Introduction Gastroparesis is a complication of autonomic neuropathy, which in turn is a complication of poorly-controlled diabetes mellitus. In pregnancy, gastroparesis is associated with increased maternal morbidity and poor perinatal outcome, and it also limits the ability to correct hypoglycaemia with oral glucose.1
Case report A 29-year-old para 2 with previously poorly-controlled Type 1 diabetes, advanced retinopathy and autonomic neuropathy, developed intractable vomiting at 18 weeks gestation and was hospitalised. Glycaemic control was maintained by glucose-potassium-insulin infusion. Despite regular intravenous ondansetron and subcutaneous metoclopramide, poor oral intake continued and total parenteral nutrition (TPN) was commenced at 20 weeks via a Hickman line until delivery. Intractable vomiting, psychological distress and concerns for fetal wellbeing in-utero (small for dates) necessitated a caesarean section at 28 weeks after steroids, delivering a female infant (1150 g) who did well on the neonatal unit. TPN was stopped at 7 days postnatal and the patient recovered and was discharged.

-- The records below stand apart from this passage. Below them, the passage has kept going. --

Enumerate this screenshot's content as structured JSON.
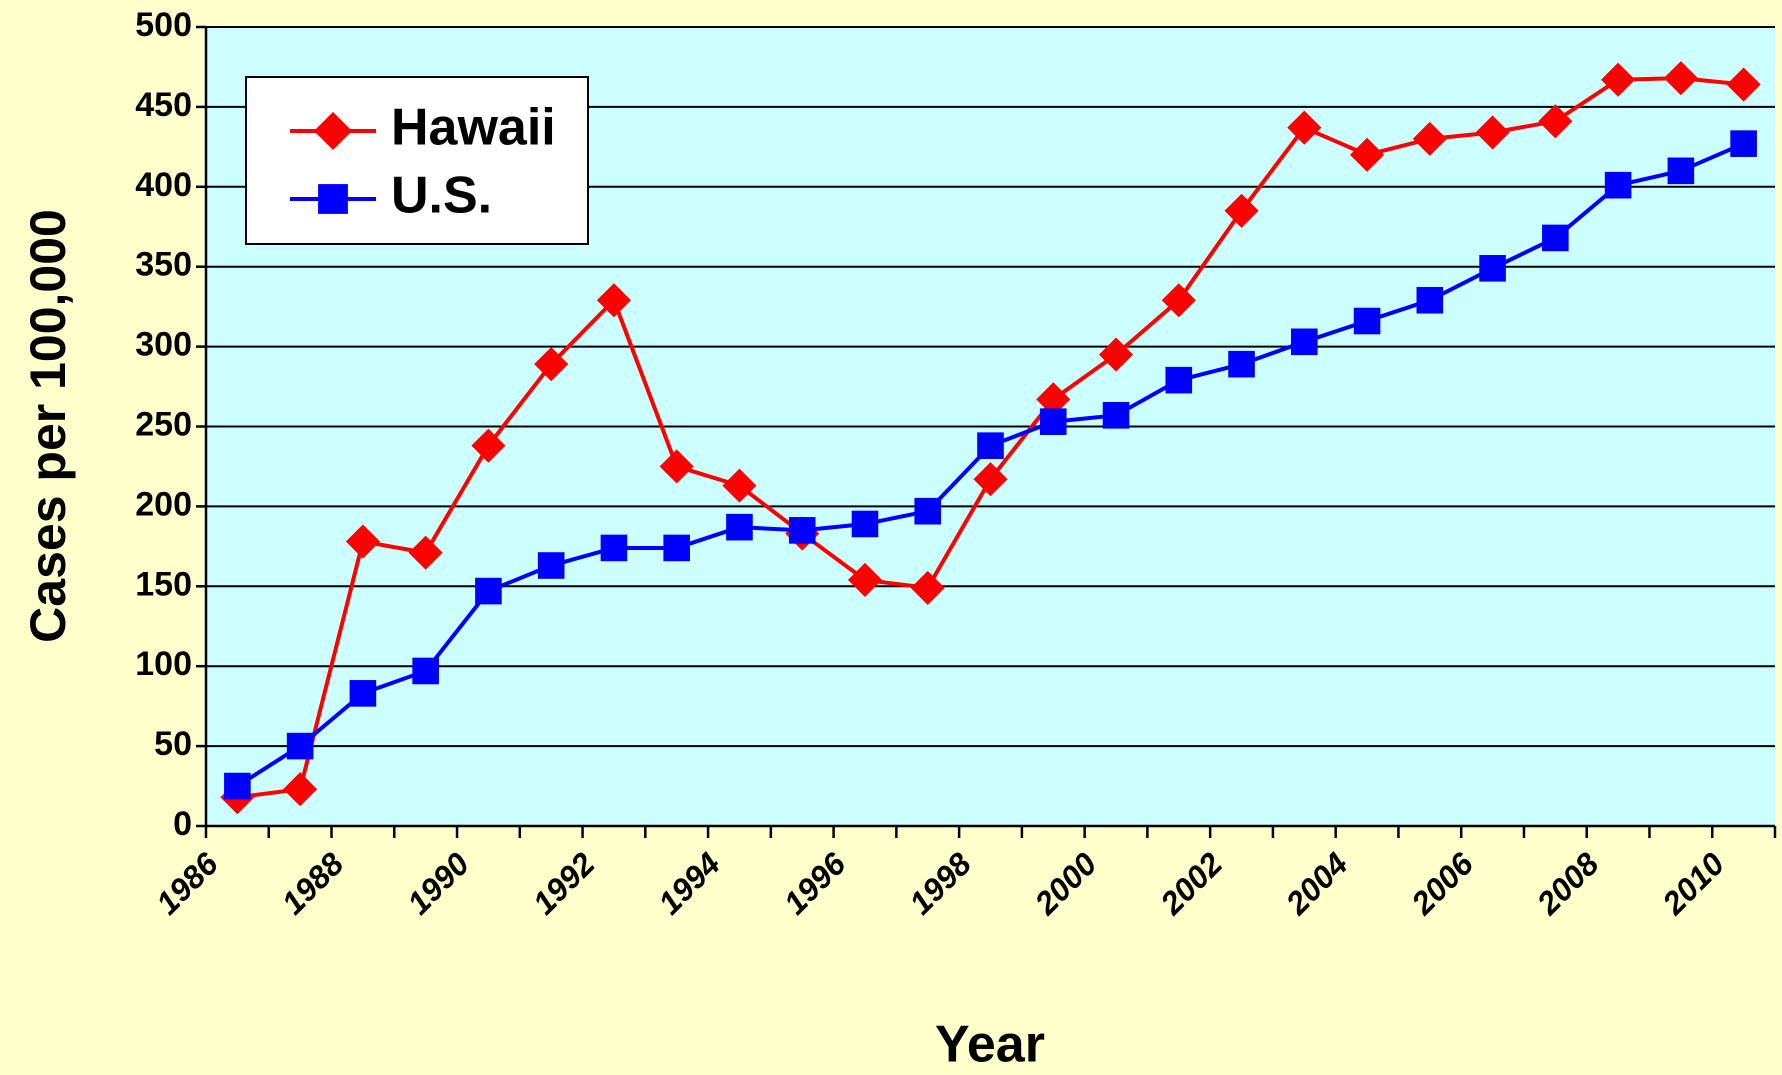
{
  "chart_data": {
    "type": "line",
    "y_label": "Cases per 100,000",
    "x_label": "Year",
    "categories": [
      "1986",
      null,
      "1988",
      null,
      "1990",
      null,
      "1992",
      null,
      "1994",
      null,
      "1996",
      null,
      "1998",
      null,
      "2000",
      null,
      "2002",
      null,
      "2004",
      null,
      "2006",
      null,
      "2008",
      null,
      "2010"
    ],
    "series": [
      {
        "name": "Hawaii",
        "color": "#ff0000",
        "marker": "diamond",
        "values": [
          18,
          23,
          178,
          171,
          238,
          289,
          329,
          225,
          213,
          183,
          154,
          149,
          217,
          267,
          295,
          329,
          385,
          437,
          420,
          430,
          434,
          441,
          467,
          468,
          464
        ]
      },
      {
        "name": "U.S.",
        "color": "#0000ff",
        "marker": "square",
        "values": [
          25,
          50,
          83,
          97,
          147,
          163,
          174,
          174,
          187,
          185,
          189,
          197,
          238,
          253,
          257,
          279,
          289,
          303,
          316,
          329,
          349,
          368,
          401,
          410,
          427
        ]
      }
    ],
    "ylim": [
      0,
      500
    ],
    "yticks": [
      0,
      50,
      100,
      150,
      200,
      250,
      300,
      350,
      400,
      450,
      500
    ],
    "grid": true,
    "legend": "upper left"
  }
}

Discussion Prolonged TPN has been used in the management of severe digestive disease in pregnancy before, with good fetomaternal outcomes.2,3 In this case, severe vomiting, two episodes of ketoacidosis and concerns for fetomaternal malnutrition necessitated its use. Management of gastroparesis involves attention to precipitating factors, optimisation of nutritional support and pharmacological intervention.4 Drugs used are prokinetics to improve gastric emptying (e.g., metoclopramide), antiemetics and intravenous erythromycin, all safe in pregnancy. Early delivery was performed after multidisciplinary discussion with the aim to improve gastroparesis in a mother who was extremely unwell and not coping with intractable vomiting.